Definition
In a METAR, FZ is a descriptor used in the present-weather group to indicate that liquid precipitation is freezing on contact with the ground or with exposed surfaces, producing a coating of ice. It is most commonly seen paired with RA (rain) or DZ (drizzle), as in FZRA or FZDZ, and indicates that the air near the surface is below 0°C even though the precipitation itself is falling as liquid.
Plain English
FZ means the rain or drizzle in the report is freezing as soon as it lands, coating runways, aircraft, and other surfaces with ice.
Context Anchor
Seen in METAR present-weather groups, such as reports of freezing rain, freezing drizzle, or freezing fog.
Derivation
From the English word freeze, meaning to turn from liquid to solid through cold.
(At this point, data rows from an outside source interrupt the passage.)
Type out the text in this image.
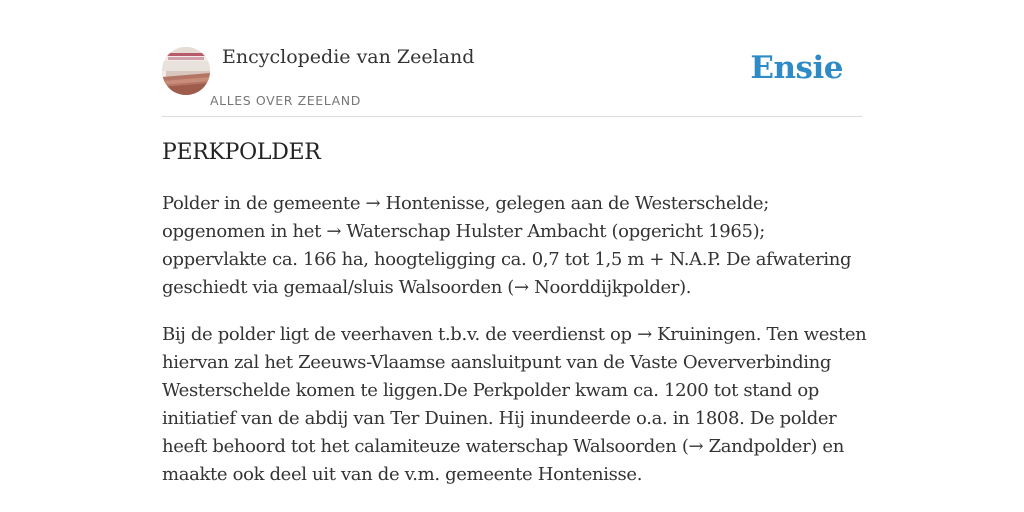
Encyclopedie van Zeeland
ALLES OVER ZEELAND
Ensie
PERKPOLDER

Polder in de gemeente → Hontenisse, gelegen aan de Westerschelde; opgenomen in het → Waterschap Hulster Ambacht (opgericht 1965); oppervlakte ca. 166 ha, hoogteligging ca. 0,7 tot 1,5 m + N.A.P. De afwatering geschiedt via gemaal/sluis Walsoorden (→ Noorddijkpolder).

Bij de polder ligt de veerhaven t.b.v. de veerdienst op → Kruiningen. Ten westen hiervan zal het Zeeuws-Vlaamse aansluitpunt van de Vaste Oeververbinding Westerschelde komen te liggen.De Perkpolder kwam ca. 1200 tot stand op initiatief van de abdij van Ter Duinen. Hij inundeerde o.a. in 1808. De polder heeft behoord tot het calamiteuze waterschap Walsoorden (→ Zandpolder) en maakte ook deel uit van de v.m. gemeente Hontenisse.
In METAR shorthand it is reduced to the two-letter code FZ to keep reports compact.
Why Pilots Care
Freezing precipitation causes rapid ice buildup on wings and control surfaces, sharply reducing lift and increasing the risk of stall or loss of control.
Grounding Statement
A droplet can still be liquid even when it is colder than 0°C, and it may freeze only when it touches something.
Intuition Check
Do not read FZ as simply “the outside air is below freezing.” In a METAR, FZ means the reported water droplets can freeze on contact.
Example Sentence 1
The METAR showed FZRA, so the pilot cancelled the departure rather than risk ice forming on the wings during taxi.
Example Sentence 2
Before departure the crew scanned the METAR for any FZ prefix to decide whether de-icing was required.